The chain that did all the work hung slack around the cog’s axle. Troy was surprised to see it there, would think the thing ran on belts or… well, he didn’t know how he expected the bike to work. But this seemed too fragile. Not a good choice for the length of time it would be expected to serve. It was strange, in fact, to think that this machine was already fifty years old—or that it needed to last centuries more.
He wiped his forehead. Sweat was still beading up from the handful of miles he’d gotten in before the machine broke. Fishing around in the toolbox Jones had loaned him, he found the flathead screwdriver and began levering the chain back onto the cog.
Chains on cogs. Chains on cogs . He laughed to himself. Wasn’t that the way?
“Excuse me, sir?”
Troy turned to find Jones, his chief mechanic for another week, standing in the gym’s doorway.
“Almost done,” Troy said. “You need your tools back?”
“Nossir. Dr. Henson is looking for you.” He raised his hand, had one of those clunky radios in it.
Troy grabbed an old rag out of the toolbox and wiped the grease from his fingers. This felt good, working on something, getting dirty. It was a welcome distraction, something to do besides checking the blisters in his mouth with a mirror or hanging out in his office or apartment waiting to cry again for no reason.
This was what he was supposed to be doing, not leading or being in charge. He was supposed to be the guy coiling the ropes, not the captain.
He left the bike and crossed to his shift mechanic to accept the radio. Troy felt a wave of envy for the older man. He would love to wake up in the morning, put on those blue denim coveralls with the patches on the knees, grab his trusty toolbox, and work down a list of repairs. Anything other than sitting around while he waited on far worse things to break.
Squeezing the button on the side of the radio, he held it up to his mouth.
“This is Troy,” he said.
The name sounded weird coming out of his own mouth. He didn’t like saying his own name, didn’t like hearing it. He wondered what Dr. Henson and the shrinks would say about that.
The radio crackled. “Sir? I hate to disturb you—”
“No, that’s fine. What is it?” Troy walked back to the exercise bike and grabbed his towel from the handlebars. He wiped his forehead and saw Jones eyeing the disassembled bike and scattering of tools. The mechanic looked like a starving man gaping at a buffet. When he lifted his brows questioningly, Troy waved his consent.
“We’ve got a gentleman in our office who’s not responding to treatment,” Dr. Henson said.

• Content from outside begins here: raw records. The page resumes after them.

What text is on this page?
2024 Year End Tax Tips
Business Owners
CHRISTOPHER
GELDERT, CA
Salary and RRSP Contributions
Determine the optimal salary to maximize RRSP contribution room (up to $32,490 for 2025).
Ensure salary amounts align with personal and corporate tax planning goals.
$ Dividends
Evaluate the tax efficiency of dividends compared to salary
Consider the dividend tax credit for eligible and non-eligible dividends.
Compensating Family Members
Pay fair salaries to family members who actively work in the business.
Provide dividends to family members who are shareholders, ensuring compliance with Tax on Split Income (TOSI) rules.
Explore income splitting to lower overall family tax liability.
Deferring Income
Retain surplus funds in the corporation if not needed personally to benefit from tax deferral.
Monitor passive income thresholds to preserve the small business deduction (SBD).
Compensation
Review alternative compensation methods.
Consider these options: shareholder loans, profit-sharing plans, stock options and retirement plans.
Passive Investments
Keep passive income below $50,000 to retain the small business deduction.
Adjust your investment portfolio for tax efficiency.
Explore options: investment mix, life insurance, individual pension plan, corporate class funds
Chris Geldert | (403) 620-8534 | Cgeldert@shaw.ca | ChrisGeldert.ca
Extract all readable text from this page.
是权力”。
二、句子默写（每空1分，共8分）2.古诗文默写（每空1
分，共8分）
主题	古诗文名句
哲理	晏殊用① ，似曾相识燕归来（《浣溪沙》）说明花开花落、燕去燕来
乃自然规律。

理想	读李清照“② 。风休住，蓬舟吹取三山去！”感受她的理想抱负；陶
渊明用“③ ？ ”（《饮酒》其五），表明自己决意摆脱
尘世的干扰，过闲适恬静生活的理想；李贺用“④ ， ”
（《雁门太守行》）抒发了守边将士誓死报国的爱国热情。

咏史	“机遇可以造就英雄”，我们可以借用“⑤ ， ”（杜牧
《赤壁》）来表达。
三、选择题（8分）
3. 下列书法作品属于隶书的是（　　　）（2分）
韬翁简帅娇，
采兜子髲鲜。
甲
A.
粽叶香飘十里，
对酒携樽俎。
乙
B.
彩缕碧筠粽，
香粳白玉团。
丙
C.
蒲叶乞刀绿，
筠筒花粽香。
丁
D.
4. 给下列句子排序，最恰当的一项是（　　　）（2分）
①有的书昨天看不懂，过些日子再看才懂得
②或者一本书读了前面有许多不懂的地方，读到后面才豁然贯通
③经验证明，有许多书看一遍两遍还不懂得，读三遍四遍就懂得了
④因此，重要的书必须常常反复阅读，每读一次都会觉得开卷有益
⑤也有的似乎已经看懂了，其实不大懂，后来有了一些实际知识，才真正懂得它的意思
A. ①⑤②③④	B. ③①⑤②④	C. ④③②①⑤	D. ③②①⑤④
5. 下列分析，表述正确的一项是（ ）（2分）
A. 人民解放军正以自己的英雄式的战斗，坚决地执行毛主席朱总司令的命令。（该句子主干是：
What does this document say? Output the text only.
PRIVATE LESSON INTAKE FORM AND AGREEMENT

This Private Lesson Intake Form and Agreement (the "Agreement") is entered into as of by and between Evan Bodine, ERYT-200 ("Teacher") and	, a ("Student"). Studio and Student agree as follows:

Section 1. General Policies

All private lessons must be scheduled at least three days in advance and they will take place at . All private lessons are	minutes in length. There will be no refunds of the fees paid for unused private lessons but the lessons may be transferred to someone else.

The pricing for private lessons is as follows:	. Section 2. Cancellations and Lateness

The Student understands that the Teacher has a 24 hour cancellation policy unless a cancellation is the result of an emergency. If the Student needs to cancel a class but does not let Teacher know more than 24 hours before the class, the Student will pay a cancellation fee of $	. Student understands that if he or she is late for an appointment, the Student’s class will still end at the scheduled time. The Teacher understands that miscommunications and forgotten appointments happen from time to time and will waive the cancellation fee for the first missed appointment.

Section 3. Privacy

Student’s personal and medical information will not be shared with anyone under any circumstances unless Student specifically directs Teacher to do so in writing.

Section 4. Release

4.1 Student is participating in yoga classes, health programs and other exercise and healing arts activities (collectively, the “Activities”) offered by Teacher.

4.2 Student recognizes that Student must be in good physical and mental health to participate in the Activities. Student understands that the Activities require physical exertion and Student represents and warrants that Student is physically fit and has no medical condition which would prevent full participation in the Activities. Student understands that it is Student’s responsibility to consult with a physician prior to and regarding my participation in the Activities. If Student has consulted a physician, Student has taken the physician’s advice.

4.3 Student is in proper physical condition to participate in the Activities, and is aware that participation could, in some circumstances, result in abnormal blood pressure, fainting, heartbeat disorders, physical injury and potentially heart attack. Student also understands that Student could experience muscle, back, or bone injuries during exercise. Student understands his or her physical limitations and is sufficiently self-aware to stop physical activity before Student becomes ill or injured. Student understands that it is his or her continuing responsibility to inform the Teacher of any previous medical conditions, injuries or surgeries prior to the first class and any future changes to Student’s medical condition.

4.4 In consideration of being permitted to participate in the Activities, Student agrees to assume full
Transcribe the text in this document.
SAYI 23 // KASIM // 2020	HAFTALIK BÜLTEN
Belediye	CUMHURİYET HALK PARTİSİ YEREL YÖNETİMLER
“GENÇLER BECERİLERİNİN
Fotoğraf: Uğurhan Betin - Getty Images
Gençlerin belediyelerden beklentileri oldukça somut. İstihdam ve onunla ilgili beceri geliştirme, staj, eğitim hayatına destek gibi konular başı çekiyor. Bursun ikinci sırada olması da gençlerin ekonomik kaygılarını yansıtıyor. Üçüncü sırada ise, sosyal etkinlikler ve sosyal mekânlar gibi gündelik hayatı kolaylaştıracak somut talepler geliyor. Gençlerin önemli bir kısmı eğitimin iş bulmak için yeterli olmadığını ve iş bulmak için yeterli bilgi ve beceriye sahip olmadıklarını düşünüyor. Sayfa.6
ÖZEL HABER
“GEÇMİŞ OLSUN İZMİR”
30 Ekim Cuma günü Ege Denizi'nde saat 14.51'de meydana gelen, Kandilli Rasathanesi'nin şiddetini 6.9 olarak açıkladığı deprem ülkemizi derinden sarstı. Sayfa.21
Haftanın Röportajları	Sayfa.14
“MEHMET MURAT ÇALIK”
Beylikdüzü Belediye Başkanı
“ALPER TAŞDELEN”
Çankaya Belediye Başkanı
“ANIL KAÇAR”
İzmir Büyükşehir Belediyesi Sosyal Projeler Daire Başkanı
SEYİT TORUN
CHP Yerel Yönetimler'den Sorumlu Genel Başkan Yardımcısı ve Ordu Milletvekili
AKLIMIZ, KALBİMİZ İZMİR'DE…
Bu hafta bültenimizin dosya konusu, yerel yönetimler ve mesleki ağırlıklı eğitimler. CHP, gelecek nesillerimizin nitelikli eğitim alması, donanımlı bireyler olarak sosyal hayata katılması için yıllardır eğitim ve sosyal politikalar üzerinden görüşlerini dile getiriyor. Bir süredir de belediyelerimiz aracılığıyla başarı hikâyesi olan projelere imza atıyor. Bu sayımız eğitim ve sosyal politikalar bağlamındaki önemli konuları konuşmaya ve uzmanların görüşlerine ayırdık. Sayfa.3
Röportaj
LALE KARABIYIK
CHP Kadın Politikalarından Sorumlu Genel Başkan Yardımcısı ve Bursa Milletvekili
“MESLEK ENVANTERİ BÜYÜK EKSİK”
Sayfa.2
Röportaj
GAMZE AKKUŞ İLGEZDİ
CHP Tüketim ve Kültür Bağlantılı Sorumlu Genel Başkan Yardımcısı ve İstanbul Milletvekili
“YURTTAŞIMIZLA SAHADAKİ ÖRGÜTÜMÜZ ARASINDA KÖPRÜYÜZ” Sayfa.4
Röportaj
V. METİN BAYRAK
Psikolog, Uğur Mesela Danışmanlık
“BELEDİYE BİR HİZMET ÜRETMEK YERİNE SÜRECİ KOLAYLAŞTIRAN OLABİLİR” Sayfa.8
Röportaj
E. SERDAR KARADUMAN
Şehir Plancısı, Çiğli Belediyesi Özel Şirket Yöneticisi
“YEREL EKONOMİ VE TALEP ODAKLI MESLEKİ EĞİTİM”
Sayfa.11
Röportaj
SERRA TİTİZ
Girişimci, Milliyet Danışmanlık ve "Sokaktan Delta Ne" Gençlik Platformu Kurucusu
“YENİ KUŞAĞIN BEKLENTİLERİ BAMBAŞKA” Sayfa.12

Jones knelt by the bike. He slid his hands inside the machine’s cavity like a surgeon reaching into an open abdomen.
A blast of static, and then Dr. Henson continued: “It looks like another deep-freeze. I’ll need you to sign the waiver.”
Jones glanced up from the bike and frowned at this. Troy rubbed the back of his neck with the towel. He remembered Merriman saying to be careful handing these out. There were plenty of good men who would just as soon sleep through all this mess than serve their shifts.
“You’re sure?” he asked.
“We’ve tried everything. He’s been restrained. Security is taking him down the express right now. Can you meet us down here? You’ll have to sign off before he can be put away.”